Q. How does the groundwater legislation relate to the drought?

A. Sustainable groundwater management is an issue that goes beyond the current drought. Improved groundwater management will enable us to recharge our groundwater basins in future wet years. It will make communities more resilient to climate change and future droughts.

The current drought has highlighted the importance and vulnerability to overuse of groundwater. The drought’s impact would be far worse if not for the ability of farmers, homeowners, and communities to pump groundwater. But the increased demand for groundwater is expected to make overdraft worse in some areas. The problem is not new, and overdraft has been occurring in some basins for decades. The goal of the legislation is to preserve the ability to use groundwater into future droughts. That will be increasingly important in a future where climate change is expected to diminish the state’s snowpack, which currently provides roughly one-third of the water Californians use each year.

Q. How is limited state intervention consistent with local control?

A. First and foremost, groundwater should be managed at the local and regional level. This legislation ensures that local and regional agencies have the tools they need to sustainably manage their groundwater resources. Each area is different geologically, hydrologically and culturally. Locally derived solutions are often the most successful because they can best account for local conditions and needs. Some local areas have found it difficult to solve groundwater problems for a variety of reasons.

Where local and regional agencies have been unable or unwilling to manage their groundwater sustainably, the state will step in to protect groundwater resources for future generations. In all cases, the goal will be to develop long-term, sustainable groundwater management at the local or regional level – not from Sacramento.

Q. How does this legislation affect the management of surface water?

A. Surface and groundwater are frequently interconnected and should be managed in concert with each other. The legislation focuses on management of groundwater, not surface water. But it does require local agencies to ensure that groundwater pumping doesn’t harm surface water flows. Excessive groundwater pumping can reduce surface flows, which in turn may harm those who hold surface water rights.

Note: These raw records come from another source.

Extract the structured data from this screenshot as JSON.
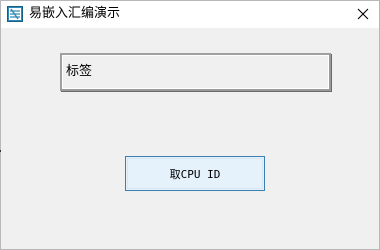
{
  "window": {
    "title": "易嵌入汇编演示",
    "icon": "app-icon",
    "close_icon": "close-icon"
  },
  "main": {
    "label_text": "标签",
    "cpu_button_label": "取CPU ID"
  },
  "colors": {
    "titlebar": "#ffffff",
    "client_bg": "#f0f0f0",
    "button_bg": "#e5f1fb",
    "button_border": "#3c7fb1"
  }
}
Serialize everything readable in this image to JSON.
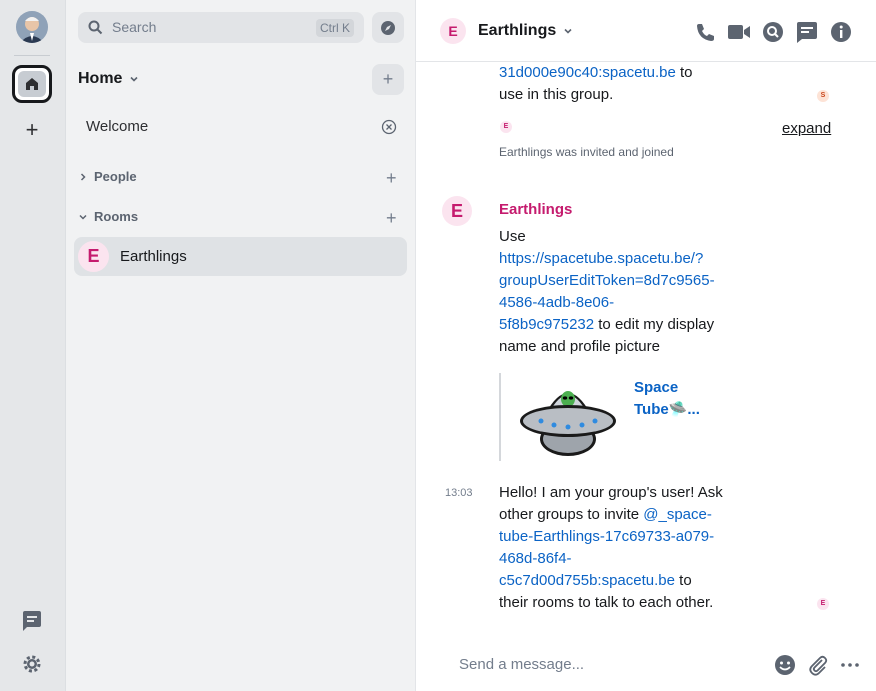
{
  "rail": {
    "avatar_label": "User avatar"
  },
  "search": {
    "placeholder": "Search",
    "shortcut": "Ctrl K"
  },
  "roomlist": {
    "space_title": "Home",
    "welcome_label": "Welcome",
    "sections": [
      {
        "label": "People"
      },
      {
        "label": "Rooms"
      }
    ],
    "rooms": [
      {
        "avatar_letter": "E",
        "name": "Earthlings"
      }
    ]
  },
  "header": {
    "avatar_letter": "E",
    "room_name": "Earthlings"
  },
  "timeline": {
    "prev_msg": {
      "link_part": "31d000e90c40:spacetu.be",
      "after_link": " to",
      "line2": "use in this group."
    },
    "read_receipt_1": "S",
    "event_avatar_letter": "E",
    "expand_label": "expand",
    "joined_text": "Earthlings was invited and joined",
    "message1": {
      "avatar_letter": "E",
      "sender": "Earthlings",
      "line1": "Use",
      "link_lines": [
        "https://spacetube.spacetu.be/?",
        "groupUserEditToken=8d7c9565-",
        "4586-4adb-8e06-",
        "5f8b9c975232"
      ],
      "after_link": " to edit my display",
      "last_line": "name and profile picture",
      "preview_title_line1": "Space",
      "preview_title_line2": "Tube🛸..."
    },
    "message2": {
      "timestamp": "13:03",
      "line1": "Hello! I am your group's user! Ask",
      "line2_pre": "other groups to invite ",
      "link_lines": [
        "@_space-",
        "tube-Earthlings-17c69733-a079-",
        "468d-86f4-",
        "c5c7d00d755b:spacetu.be"
      ],
      "after_link": " to",
      "last_line": "their rooms to talk to each other."
    },
    "read_receipt_2": "E"
  },
  "composer": {
    "placeholder": "Send a message..."
  },
  "colors": {
    "accent": "#0b63c5",
    "sender": "#c51b6e",
    "avatar_bg": "#fbe4ef"
  }
}
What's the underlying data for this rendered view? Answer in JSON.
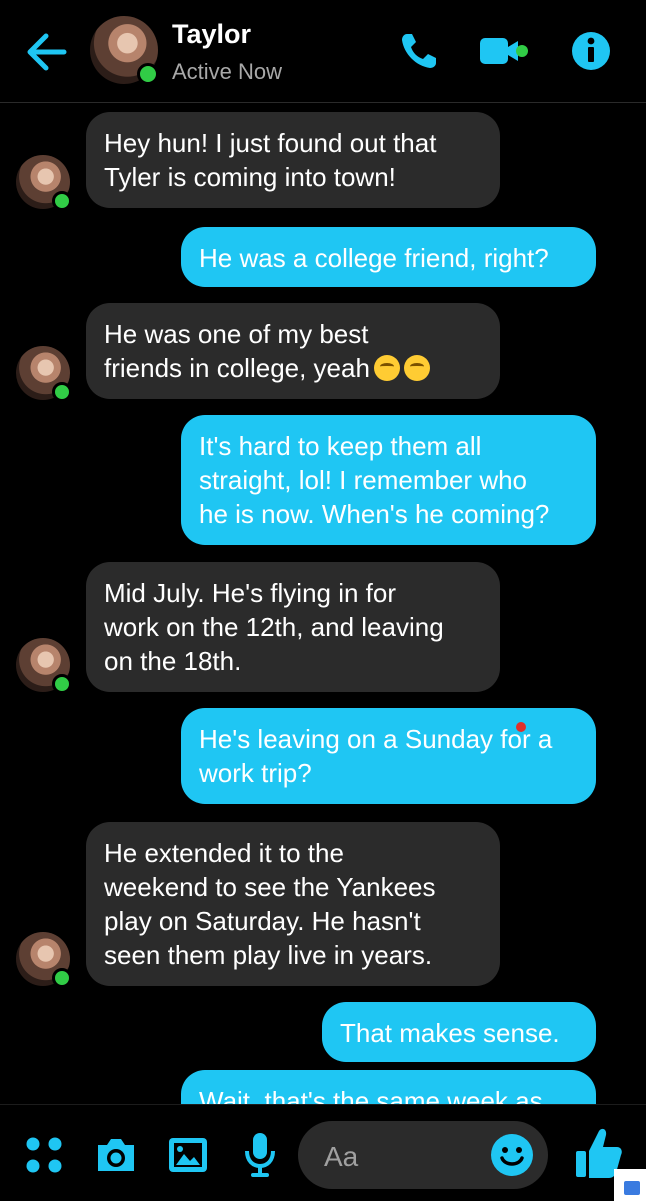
{
  "header": {
    "contact_name": "Taylor",
    "status": "Active Now",
    "accent_color": "#1fc6f3",
    "online_color": "#31cc46",
    "icons": [
      "back-arrow-icon",
      "phone-icon",
      "video-camera-icon",
      "info-icon"
    ]
  },
  "messages": [
    {
      "side": "incoming",
      "lines": [
        "Hey hun! I just found out that",
        "Tyler is coming into town!"
      ]
    },
    {
      "side": "outgoing",
      "lines": [
        "He was a college friend, right?"
      ]
    },
    {
      "side": "incoming",
      "lines": [
        "He was one of my best",
        "friends in college, yeah"
      ],
      "emojis": [
        "eye-roll-emoji",
        "kiss-emoji"
      ]
    },
    {
      "side": "outgoing",
      "lines": [
        "It's hard to keep them all",
        "straight, lol! I remember who",
        "he is now. When's he coming?"
      ]
    },
    {
      "side": "incoming",
      "lines": [
        "Mid July. He's flying in for",
        "work on the 12th, and leaving",
        "on the 18th."
      ]
    },
    {
      "side": "outgoing",
      "lines": [
        "He's leaving on a Sunday for a",
        "work trip?"
      ]
    },
    {
      "side": "incoming",
      "lines": [
        "He extended it to the",
        "weekend to see the Yankees",
        "play on Saturday. He hasn't",
        "seen them play live in years."
      ]
    },
    {
      "side": "outgoing",
      "lines": [
        "That makes sense."
      ]
    },
    {
      "side": "outgoing",
      "lines": [
        "Wait, that's the same week as"
      ]
    }
  ],
  "composer": {
    "placeholder": "Aa",
    "icons": [
      "apps-grid-icon",
      "camera-icon",
      "gallery-icon",
      "microphone-icon",
      "emoji-icon",
      "thumbs-up-icon"
    ]
  }
}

In places where local agencies manage groundwater sustainably, they generally have developed a broad range of strategies, including conservation, replenishment projects, stormwater capture and recycling. Groundwater management plans and programs for specific areas will need to be integrated with surface water management within regions, depending on the overall make-up of local water supplies.

Q. Does the legislation protect responsible local agencies in a basin that requires intervention?

A. Yes. If there are multiple local agencies in a basin, and some act responsibly to meet the state’s standards, and others do not, the legislation requires the state to exempt the good stewards and focus on problem areas if it is forced to intervene.

Q. Why aren’t you talking about new reservoirs as the solution to groundwater overdraft?

A. Expanding water storage capacity, both on the surface and underground, is one of the key elements identified in the California Water Action Plan. With groundwater, however, there are no easy fixes. In addition to more surface storage, we need to consider a broad range of management options, including recharging groundwater with surface water, conservation, increased use of recycled water, capturing and re-using stormwater and better integration among regional projects. Local agencies that manage groundwater successfully typically use a variety of these tools. In areas where groundwater overdraft and water quality concerns have been mounting for decades, local agencies can probably only resolve them though a diverse set of solutions.